Without proper training, dieting strips away hard-earned muscle and strength, unless you lift to prevent that from happening. Instead of opting for endless plodding on the treadmill and high-rep circuits, the smart lifter understands heavy strength training is the superior method to holding onto lean body mass when dieting down.
Train heavy when dieting to maintain muscle mass. That means at least one day per week, lift 75-95% or 1RM in one or two major, multi-joint lifts. Each rep should be performed with as much explosive intent possible, thereby maximizing nervous system stimulation and muscle fiber recruitment.
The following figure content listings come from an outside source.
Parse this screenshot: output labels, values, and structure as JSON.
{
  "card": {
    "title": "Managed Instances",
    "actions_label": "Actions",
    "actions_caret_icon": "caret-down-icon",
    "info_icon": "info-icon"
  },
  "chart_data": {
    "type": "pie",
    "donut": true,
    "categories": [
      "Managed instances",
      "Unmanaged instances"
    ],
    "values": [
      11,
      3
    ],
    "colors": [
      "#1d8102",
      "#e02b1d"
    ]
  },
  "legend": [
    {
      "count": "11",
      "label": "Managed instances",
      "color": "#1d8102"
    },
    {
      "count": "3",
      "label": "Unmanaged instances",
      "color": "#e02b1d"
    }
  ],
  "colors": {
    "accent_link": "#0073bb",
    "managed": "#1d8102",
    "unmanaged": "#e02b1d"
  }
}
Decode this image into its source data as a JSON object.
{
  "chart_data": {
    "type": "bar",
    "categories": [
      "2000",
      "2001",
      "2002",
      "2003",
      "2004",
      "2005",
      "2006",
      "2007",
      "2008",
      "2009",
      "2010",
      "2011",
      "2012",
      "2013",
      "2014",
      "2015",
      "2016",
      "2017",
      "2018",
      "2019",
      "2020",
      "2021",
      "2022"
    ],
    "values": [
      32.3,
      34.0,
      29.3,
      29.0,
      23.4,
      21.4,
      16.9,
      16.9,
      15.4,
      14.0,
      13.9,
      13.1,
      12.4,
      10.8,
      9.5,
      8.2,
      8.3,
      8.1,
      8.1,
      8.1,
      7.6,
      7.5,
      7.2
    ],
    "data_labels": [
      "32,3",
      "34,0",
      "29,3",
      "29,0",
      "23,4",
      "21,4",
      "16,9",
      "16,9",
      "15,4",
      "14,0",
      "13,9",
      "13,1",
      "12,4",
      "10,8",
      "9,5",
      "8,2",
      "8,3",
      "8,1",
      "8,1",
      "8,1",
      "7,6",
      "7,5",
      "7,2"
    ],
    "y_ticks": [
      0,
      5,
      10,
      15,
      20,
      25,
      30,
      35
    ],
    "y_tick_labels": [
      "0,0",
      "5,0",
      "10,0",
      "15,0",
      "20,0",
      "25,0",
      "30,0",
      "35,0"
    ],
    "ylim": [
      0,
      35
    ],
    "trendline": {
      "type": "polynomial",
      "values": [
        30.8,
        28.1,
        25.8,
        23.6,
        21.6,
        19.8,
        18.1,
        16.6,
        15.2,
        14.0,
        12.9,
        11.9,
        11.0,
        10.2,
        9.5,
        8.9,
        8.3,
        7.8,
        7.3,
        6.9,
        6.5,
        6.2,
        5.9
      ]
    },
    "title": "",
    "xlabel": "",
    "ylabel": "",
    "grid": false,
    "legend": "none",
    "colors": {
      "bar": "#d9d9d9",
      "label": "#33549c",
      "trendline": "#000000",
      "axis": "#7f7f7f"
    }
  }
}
The following types of movements can be mixed and matched based on your goals. Those training for athleticism should focus more on explosive and pure multi-joint movements, whereas those who want to maximize muscle gains would spend more time with moderate intensity and compound movements.
To build athleticism: Incorporate explosive movements like jumping. Jumping can improve high-threshold motor unit recruitment and, consequently, athleticism. Try 2-3 sets of 3-5 reps of an explosive movement like box jumps before you lift.
To build maximum strength and grow muscle: Use heavy strength and powerful multi-joint movements. These big movements, like squats in the 1-8 rep range, will create high levels of mechanical tension and CNS activation and stimulate the greatest anabolic response in the body. These should be the base for your training.
To grow muscle: Use moderate-intensity compound movements. You can't always train with very heavy weights as your training age advances. Performing sets of 6-12 reps in compound exercises with slower eccentric (negative) tempos can increase metabolic stress and muscular damage and lead to greater hypertrophy.
To maximize muscular damage and bring up weak points: Use high-rep compound/isolation movements. High-rep compound movements work great as finishing exercises to maximize muscular damage and metabolic stress, as long as risk is mitigated and sets end on technical failure. Bring up weak points with isolation work-sets of anywhere from 12-25 reps, with building fatigue and achieving a pump being the main focus.